A kinetic model is developed to quantify the rate of grain rotations driven by either grain boundary energy or stress. The critical roles of triple junctions and grain shape are emphasized. The size effects for the rotation rate are analyzed. As the grain size decreases, the model predicts shifts in the dominating driving forces and dissipation mechanisms.

[2] Direct non-destructive observation of bulk nucleation in 30% deformed aluminum

S S West et al

A 30% deformed aluminum sample was mapped non-destructively using Three-Dimensional X-ray Diffraction (3DXRD) before and after annealing to nucleation of recrystallization. Nuclei appeared in the bulk of the sample. Their positions and volumes were determined, and the crystallographic orientations were compared with the orientations of the deformed grains. It was found that nuclei with new orientations can form and their orientations have been related to the dislocation structure in the deformed grains.

[3] Dynamic abnormal grain growth: A new method to produce single crystals

J Ciulik and E M Taleff

Dynamic abnormal grain growth (DAGG) is a newly discovered phenomenon which can be used to produce large single crystals from polycrystalline material in the solid state at temperatures above approximately half the melting temperature. The unique aspect of DAGG, compared to previously understood abnormal grain growth phenomena, is the requirement of plastic straining for initiation and propagation of abnormal grain growth. Our findings demonstrate that DAGG can be used to produce large single crystals of molybdenum in the solid state.

[4] Evaluation of the liquid-solid interfacial energy from crystallization kinetic data

J Torrens-Serra et al

The kinetic data obtained from the analysis of experimental measurements of nanocrystallization in Fe65Nb10B25 metallic glass are used to successfully estimate the molten alloy viscosity, Fe23B6 crystallization driving force and solid-liquid interface energy in the framework of the classical theory of nucleation and growth. We use a Vogel-Fulcher-Tamman law for the viscosity and linear temperature dependence for the crystallization driving force and interfacial energy. A negative temperature coefficient for the crystal-melt interfacial energy is obtained. Both the thermal stability and the glass forming ability of this alloy are discussed.

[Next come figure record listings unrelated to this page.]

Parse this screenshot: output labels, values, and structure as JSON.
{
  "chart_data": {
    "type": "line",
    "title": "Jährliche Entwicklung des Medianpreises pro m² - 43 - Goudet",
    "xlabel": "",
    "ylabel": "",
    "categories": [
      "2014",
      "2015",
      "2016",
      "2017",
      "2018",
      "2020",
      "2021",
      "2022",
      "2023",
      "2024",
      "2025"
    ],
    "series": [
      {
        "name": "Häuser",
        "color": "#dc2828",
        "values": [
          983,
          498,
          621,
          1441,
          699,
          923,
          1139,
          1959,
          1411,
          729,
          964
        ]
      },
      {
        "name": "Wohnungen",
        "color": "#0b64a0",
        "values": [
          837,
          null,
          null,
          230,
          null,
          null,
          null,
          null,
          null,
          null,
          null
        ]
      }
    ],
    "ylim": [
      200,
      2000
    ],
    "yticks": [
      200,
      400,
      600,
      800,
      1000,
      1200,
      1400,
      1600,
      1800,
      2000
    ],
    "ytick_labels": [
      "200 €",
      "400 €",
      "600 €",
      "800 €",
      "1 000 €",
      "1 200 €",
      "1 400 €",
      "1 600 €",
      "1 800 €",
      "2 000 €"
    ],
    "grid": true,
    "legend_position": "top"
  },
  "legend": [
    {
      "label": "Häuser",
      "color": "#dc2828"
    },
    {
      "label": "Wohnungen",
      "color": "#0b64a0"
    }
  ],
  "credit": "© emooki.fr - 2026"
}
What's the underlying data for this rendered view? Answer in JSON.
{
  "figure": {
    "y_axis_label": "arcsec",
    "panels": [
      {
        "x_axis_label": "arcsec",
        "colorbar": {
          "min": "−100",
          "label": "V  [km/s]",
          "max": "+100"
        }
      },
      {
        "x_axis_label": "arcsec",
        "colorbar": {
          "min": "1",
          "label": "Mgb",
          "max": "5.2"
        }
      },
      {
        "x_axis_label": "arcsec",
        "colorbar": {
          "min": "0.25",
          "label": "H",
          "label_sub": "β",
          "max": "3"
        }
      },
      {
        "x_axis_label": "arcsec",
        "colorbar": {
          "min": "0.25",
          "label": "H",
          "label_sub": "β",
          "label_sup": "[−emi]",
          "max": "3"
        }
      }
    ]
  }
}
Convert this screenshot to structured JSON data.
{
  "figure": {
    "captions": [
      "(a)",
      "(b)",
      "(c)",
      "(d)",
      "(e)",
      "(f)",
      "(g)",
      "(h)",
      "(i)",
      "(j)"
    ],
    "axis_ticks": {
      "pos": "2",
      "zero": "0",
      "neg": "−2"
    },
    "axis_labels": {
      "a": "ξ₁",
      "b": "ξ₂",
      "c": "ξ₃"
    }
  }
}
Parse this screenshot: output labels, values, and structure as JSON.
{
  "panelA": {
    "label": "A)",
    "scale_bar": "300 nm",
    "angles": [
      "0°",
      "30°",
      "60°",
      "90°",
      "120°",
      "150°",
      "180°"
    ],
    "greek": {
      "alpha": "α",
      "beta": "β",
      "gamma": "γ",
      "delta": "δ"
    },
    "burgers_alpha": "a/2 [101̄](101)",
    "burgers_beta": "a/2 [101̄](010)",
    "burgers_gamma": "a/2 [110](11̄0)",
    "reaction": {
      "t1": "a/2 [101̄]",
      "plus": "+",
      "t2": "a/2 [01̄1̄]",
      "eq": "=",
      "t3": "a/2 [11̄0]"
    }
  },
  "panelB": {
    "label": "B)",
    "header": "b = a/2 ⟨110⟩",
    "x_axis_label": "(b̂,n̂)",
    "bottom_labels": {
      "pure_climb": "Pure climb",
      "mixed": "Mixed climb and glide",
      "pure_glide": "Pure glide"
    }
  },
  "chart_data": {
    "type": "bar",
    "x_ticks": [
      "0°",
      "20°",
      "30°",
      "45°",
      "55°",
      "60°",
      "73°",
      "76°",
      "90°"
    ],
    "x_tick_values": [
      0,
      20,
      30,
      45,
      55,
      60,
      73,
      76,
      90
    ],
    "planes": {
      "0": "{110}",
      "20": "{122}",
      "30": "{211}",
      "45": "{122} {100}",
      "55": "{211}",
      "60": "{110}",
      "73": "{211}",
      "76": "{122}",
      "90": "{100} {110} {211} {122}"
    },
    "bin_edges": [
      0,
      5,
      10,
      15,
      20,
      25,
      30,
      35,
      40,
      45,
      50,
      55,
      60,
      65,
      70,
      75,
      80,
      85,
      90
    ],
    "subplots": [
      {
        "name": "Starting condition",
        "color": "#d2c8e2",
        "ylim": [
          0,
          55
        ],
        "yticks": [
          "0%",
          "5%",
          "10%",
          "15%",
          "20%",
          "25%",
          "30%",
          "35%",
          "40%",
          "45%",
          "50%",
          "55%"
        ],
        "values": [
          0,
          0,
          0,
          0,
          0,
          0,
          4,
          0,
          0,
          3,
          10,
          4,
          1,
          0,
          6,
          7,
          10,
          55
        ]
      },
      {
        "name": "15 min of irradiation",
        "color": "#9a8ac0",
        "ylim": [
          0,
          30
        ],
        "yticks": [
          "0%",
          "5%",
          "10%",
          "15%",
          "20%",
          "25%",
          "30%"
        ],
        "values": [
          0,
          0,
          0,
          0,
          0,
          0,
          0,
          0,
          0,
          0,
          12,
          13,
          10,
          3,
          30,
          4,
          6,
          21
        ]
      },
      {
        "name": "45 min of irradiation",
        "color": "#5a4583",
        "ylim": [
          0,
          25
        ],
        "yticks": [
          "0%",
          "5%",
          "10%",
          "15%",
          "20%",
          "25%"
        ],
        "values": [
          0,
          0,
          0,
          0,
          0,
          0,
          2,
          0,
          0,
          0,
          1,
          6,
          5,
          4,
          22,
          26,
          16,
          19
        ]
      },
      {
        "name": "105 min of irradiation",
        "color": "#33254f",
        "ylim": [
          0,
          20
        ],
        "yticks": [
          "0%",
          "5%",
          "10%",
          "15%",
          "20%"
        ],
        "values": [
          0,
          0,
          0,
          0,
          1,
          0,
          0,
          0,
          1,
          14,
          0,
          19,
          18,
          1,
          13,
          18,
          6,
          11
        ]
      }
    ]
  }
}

[5] Experimental study of the miscibility gap and calculation of the spinodal curves of the Au–Pt system

X N Xu et al

The miscibility gap (MG) of the Au–Pt binary system in the temperature range 600–1050 °C has been experimentally determined by the diffusion couple technique. The results show that the determined MG deviates from the currently accepted one, which shifts to the Au-rich side of the Au–Pt system. Based on the present experimental data, the Au–Pt system has been thermodynamically reassessed, with the result that the critical point of the miscibility gap is not, vert, similar1200 °C at 56 at.% Pt, in contrast to the currently accepted 1260 °C at 61 at.% Pt. The chemical and coherent spinodals of the Au–Pt system have been thus calculated.

[6] Estimation of dislocation density in bainitic microstructures using high-resolution dilatometry

C Garcio-Mateo et al

It is possible by means of high-resolution dilatometry, together with a model based on isotropic dilatation and atomic volumes, to estimate the dislocation density introduced in the microstructure as a consequence of the isothermal decomposition of austenite into bainitic ferrite. The relatively high dislocation density associated with this microstructure is attributed to the fact that the shape deformation accompanying this displacive transformation is accommodated by plastic relaxation.

[7] Magnetic phase transition and magneto-optical properties in epitaxial FeRh0.95Pt0.05 (0 0 1) single-crystal thin film

W Lu et al

This paper reports an investigation of the structure, magnetic phase transition and magneto-optical properties of FeRh0.95Pt0.05 thin film. A first-order magnetic phase transition occurs at a temperature around 180 °C, accompanied by a lattice expansion in the c-axis. The effect of substitution on the phase transition in ordered FeRh-based alloy systems is discussed. The nucleation and growth mechanism of the phase transition is quite similar to that of the crystallization of solids. In addition, the Kerr rotation spectrum was also studied.